Data and Checkpoint Formats#

Training steps declare compatible artifacts in each step.toml file. This page summarizes the types that most training steps use so you can chain steps without format surprises.

Canonical Definitions#

Artifact names and compatibility rules live in src/nemotron/steps/types.toml at the repository root of the step library. Treat that file as the source of truth for names such as training_jsonl, packed_parquet, and checkpoint_megatron.

Frequently Used Types#

  • The training_jsonl type means JSON Lines (JSONL) with a messages field in OpenAI chat shape. AutoModel supervised fine tuning (SFT) and parameter-efficient fine tuning (PEFT) consume it, and several reinforcement learning (RL) data paths consume it.

  • The packed_parquet type means packed shards with token columns and masks for Megatron Bridge style trainers. You get this type only after you run a packing prep step when you use the Parquet path.

  • The checkpoint_hf type means Hugging Face layout checkpoints or full weights on disk.

  • The checkpoint_megatron type means Megatron distributed checkpoints sharded across parallel ranks.

  • The checkpoint_lora type means low-rank adaptation (LoRA) adapter weights. Many downstream tools still need merge or export before deployment.

Chaining Guidance#

  1. AutoModel SFT never consumes packed_parquet. Megatron Bridge SFT does not consume raw JSON Lines (JSONL) for the packed pipeline.
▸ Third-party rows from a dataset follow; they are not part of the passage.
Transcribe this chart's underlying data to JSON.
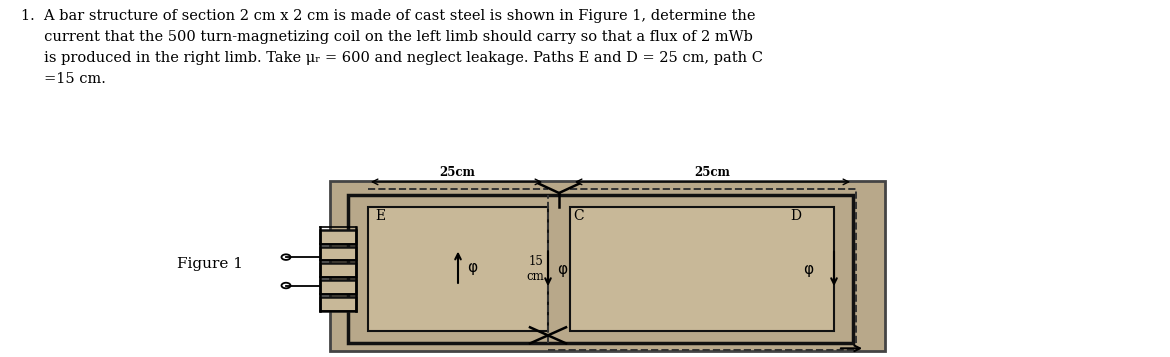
{
  "figure_label": "Figure 1",
  "dim_label_left": "25cm",
  "dim_label_right": "25cm",
  "path_label_E": "E",
  "path_label_C": "C",
  "path_label_D": "D",
  "bg_color": "#b8a88a",
  "inner_color": "#c8b898",
  "flux_symbol": "φ",
  "fig_bg": "#ffffff",
  "text_line1": "1.  A bar structure of section 2 cm x 2 cm is made of cast steel is shown in Figure 1, determine the",
  "text_line2": "     current that the 500 turn-magnetizing coil on the left limb should carry so that a flux of 2 mWb",
  "text_line3": "     is produced in the right limb. Take μᵣ = 600 and neglect leakage. Paths E and D = 25 cm, path C",
  "text_line4": "     =15 cm."
}
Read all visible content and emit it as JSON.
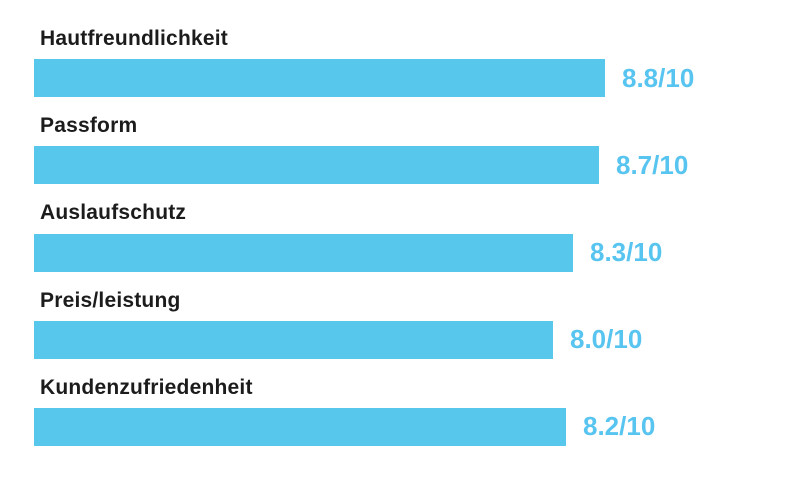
{
  "chart_data": {
    "type": "bar",
    "orientation": "horizontal",
    "title": "",
    "categories": [
      "Hautfreundlichkeit",
      "Passform",
      "Auslaufschutz",
      "Preis/leistung",
      "Kundenzufriedenheit"
    ],
    "values": [
      8.8,
      8.7,
      8.3,
      8.0,
      8.2
    ],
    "value_labels": [
      "8.8/10",
      "8.7/10",
      "8.3/10",
      "8.0/10",
      "8.2/10"
    ],
    "scale_max": 10,
    "grid": false,
    "legend": false,
    "bar_color": "#57c8ec",
    "value_text_color": "#58c4f0",
    "label_text_color": "#1c1c1c",
    "background_color": "#ffffff"
  },
  "rows": [
    {
      "label": "Hautfreundlichkeit",
      "value_label": "8.8/10"
    },
    {
      "label": "Passform",
      "value_label": "8.7/10"
    },
    {
      "label": "Auslaufschutz",
      "value_label": "8.3/10"
    },
    {
      "label": "Preis/leistung",
      "value_label": "8.0/10"
    },
    {
      "label": "Kundenzufriedenheit",
      "value_label": "8.2/10"
    }
  ]
}
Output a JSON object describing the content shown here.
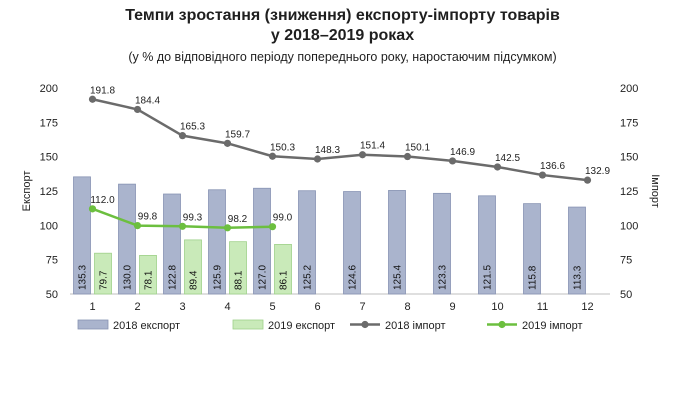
{
  "title_line1": "Темпи зростання (зниження) експорту-імпорту товарів",
  "title_line2": "у 2018–2019 роках",
  "subtitle": "(у % до відповідного періоду попереднього року, наростаючим підсумком)",
  "chart_data": {
    "type": "bar",
    "categories": [
      "1",
      "2",
      "3",
      "4",
      "5",
      "6",
      "7",
      "8",
      "9",
      "10",
      "11",
      "12"
    ],
    "ylabel_left": "Експорт",
    "ylabel_right": "Імпорт",
    "ylim": [
      50,
      200
    ],
    "yticks": [
      50,
      75,
      100,
      125,
      150,
      175,
      200
    ],
    "grid": false,
    "legend_position": "bottom",
    "series": [
      {
        "name": "2018 експорт",
        "type": "bar",
        "axis": "left",
        "color": "#aab4cd",
        "stroke": "#8793b3",
        "values": [
          135.3,
          130.0,
          122.8,
          125.9,
          127.0,
          125.2,
          124.6,
          125.4,
          123.3,
          121.5,
          115.8,
          113.3
        ]
      },
      {
        "name": "2019 експорт",
        "type": "bar",
        "axis": "left",
        "color": "#c9eab9",
        "stroke": "#9fd18a",
        "values": [
          79.7,
          78.1,
          89.4,
          88.1,
          86.1,
          null,
          null,
          null,
          null,
          null,
          null,
          null
        ]
      },
      {
        "name": "2018 імпорт",
        "type": "line",
        "axis": "right",
        "color": "#6b6b6b",
        "values": [
          191.8,
          184.4,
          165.3,
          159.7,
          150.3,
          148.3,
          151.4,
          150.1,
          146.9,
          142.5,
          136.6,
          132.9
        ]
      },
      {
        "name": "2019 імпорт",
        "type": "line",
        "axis": "right",
        "color": "#6cbf3f",
        "values": [
          112.0,
          99.8,
          99.3,
          98.2,
          99.0,
          null,
          null,
          null,
          null,
          null,
          null,
          null
        ]
      }
    ]
  }
}
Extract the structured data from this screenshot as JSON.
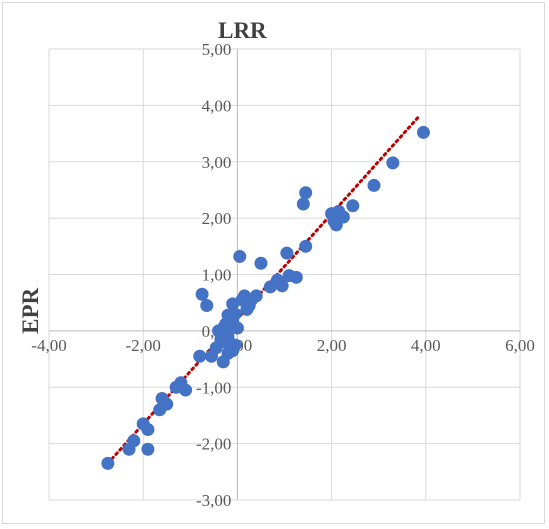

  2. RL steps in this repository expect a Megatron policy checkpoint for warm start. If your SFT used AutoModel, insert the appropriate conversion step before RL.

  3. Optimization steps that start from checkpoint_hf require a merged base when the trainable artifact was LoRA.

Where to Look in the Tree#

Each step directory contains the following files:

  • step.toml holds the identifier, human title, tags, [[consumes]], [[produces]], [[parameters]], optional [[strategies]], [[errors]], and [[models]] blocks.

  • config/default.yaml holds primary configuration tuned for real workloads.

  • config/tiny.yaml holds reduced settings for short sample runs and end-to-end execution validation.

  • Extra files such as config/nemo_gym.yaml appear only on steps that need alternate method profiles.